Seamless Pedestrian Positioning and Navigation Using Landmarks
Many navigation services, such as car navigation services, provide users with praxic navigational instructions (such as “turn left after 200 metres, then turn right after 150 metres”), however people usually associate directions with visual cues (e.g. “turn right at the square”) when giving navigational instructions in their daily conversations. Landmarks can play an equally important role in navigation and routing services. Landmarks are unique and easy-to-recognise and remember features; therefore, in order to remember when exploring an unfamiliar environment, they would be assets. In addition, Landmarks can be found both indoors and outdoors and their locations are usually fixed. Any positioning techniques which use landmarks as reference points can potentially provide seamless (indoor and outdoor) positioning solutions. For example, users can be localised with respect to landmarks if they can take a photograph of a registered landmark and use an application for image processing and feature extraction to identify the landmark and its location. Landmarks can also be used in pedestrian-specific path finding services.

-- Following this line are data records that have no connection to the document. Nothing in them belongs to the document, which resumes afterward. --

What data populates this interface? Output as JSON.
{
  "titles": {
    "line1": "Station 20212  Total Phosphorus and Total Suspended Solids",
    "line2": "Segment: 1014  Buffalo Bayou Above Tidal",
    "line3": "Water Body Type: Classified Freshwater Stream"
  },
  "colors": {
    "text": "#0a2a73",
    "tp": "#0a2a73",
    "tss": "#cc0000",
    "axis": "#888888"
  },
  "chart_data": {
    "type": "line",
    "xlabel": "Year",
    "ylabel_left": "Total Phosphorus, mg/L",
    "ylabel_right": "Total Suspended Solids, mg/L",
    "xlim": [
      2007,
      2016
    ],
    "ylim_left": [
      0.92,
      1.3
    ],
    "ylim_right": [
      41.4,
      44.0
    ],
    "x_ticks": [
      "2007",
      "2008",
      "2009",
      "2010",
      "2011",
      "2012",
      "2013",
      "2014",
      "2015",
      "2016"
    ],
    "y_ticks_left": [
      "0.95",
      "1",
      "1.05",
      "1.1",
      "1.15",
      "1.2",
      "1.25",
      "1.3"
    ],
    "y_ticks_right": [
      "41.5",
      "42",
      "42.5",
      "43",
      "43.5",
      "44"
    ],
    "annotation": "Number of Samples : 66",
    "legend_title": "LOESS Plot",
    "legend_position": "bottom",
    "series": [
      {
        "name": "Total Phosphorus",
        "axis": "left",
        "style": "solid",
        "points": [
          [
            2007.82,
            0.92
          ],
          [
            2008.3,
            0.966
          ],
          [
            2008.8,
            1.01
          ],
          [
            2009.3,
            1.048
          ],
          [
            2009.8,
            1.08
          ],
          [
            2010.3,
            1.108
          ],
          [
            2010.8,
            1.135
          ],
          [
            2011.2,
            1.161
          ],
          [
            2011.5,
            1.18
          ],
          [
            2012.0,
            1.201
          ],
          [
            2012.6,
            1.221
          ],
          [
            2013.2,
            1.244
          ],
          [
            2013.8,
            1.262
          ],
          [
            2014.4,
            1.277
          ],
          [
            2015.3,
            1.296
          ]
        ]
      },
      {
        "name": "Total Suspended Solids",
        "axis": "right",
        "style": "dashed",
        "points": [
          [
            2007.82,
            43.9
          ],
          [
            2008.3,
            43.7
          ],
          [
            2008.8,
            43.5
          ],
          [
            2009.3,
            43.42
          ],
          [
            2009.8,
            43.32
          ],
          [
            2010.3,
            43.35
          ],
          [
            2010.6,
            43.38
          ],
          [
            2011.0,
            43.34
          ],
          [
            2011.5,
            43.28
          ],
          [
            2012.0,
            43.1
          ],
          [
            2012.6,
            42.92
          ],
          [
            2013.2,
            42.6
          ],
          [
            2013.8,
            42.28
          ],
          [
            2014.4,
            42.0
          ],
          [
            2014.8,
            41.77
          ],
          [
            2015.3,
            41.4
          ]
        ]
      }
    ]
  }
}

Landmarks can be considered as an important parameter in a path finding algorithm to calculate a route passing more landmarks (to make the user visit a more tourist-focussed area, pass along an easier-to-follow route, etc.). Landmarks can also be used as a part of the navigational instructions provided to users; a landmark-based navigation service makes users sure that they are on the correct route, as the user is reassured by seeing the landmark whose information/picture has just been provided as a part of navigational instruction. This paper shows how landmarks can help improve positioning and praxic navigational instructions in all these ways.
Predictive Analytics for Enhancing Travel Time Estimation in Navigation Apps of Apple, Google, and Microsoft
The explosive growth of the location-enabled devices coupled with the increasing use of Internet services has led to an increasing awareness of the importance and usage of geospatial information in many applications. The navigation apps (often called Maps), use a variety of available data sources to calculate and predict the travel time as well as several options for routing in public transportation, car or pedestrian modes. This paper evaluates the pedestrian mode of Maps apps in three major smartphone operating systems (Android, iOS and Windows Phone). In the paper, we will show that the Maps apps on iOS, Android and Windows Phone in pedestrian mode, predict travel time without learning from the individual's movement profile. In addition, we will exemplify that those apps suffer from a specific data quality issue which relates to the absence of information about location and type of pedestrian crossings. Finally, we will illustrate learning from movement profile of individuals using various predictive analytics models to improve the accuracy of travel time estimation.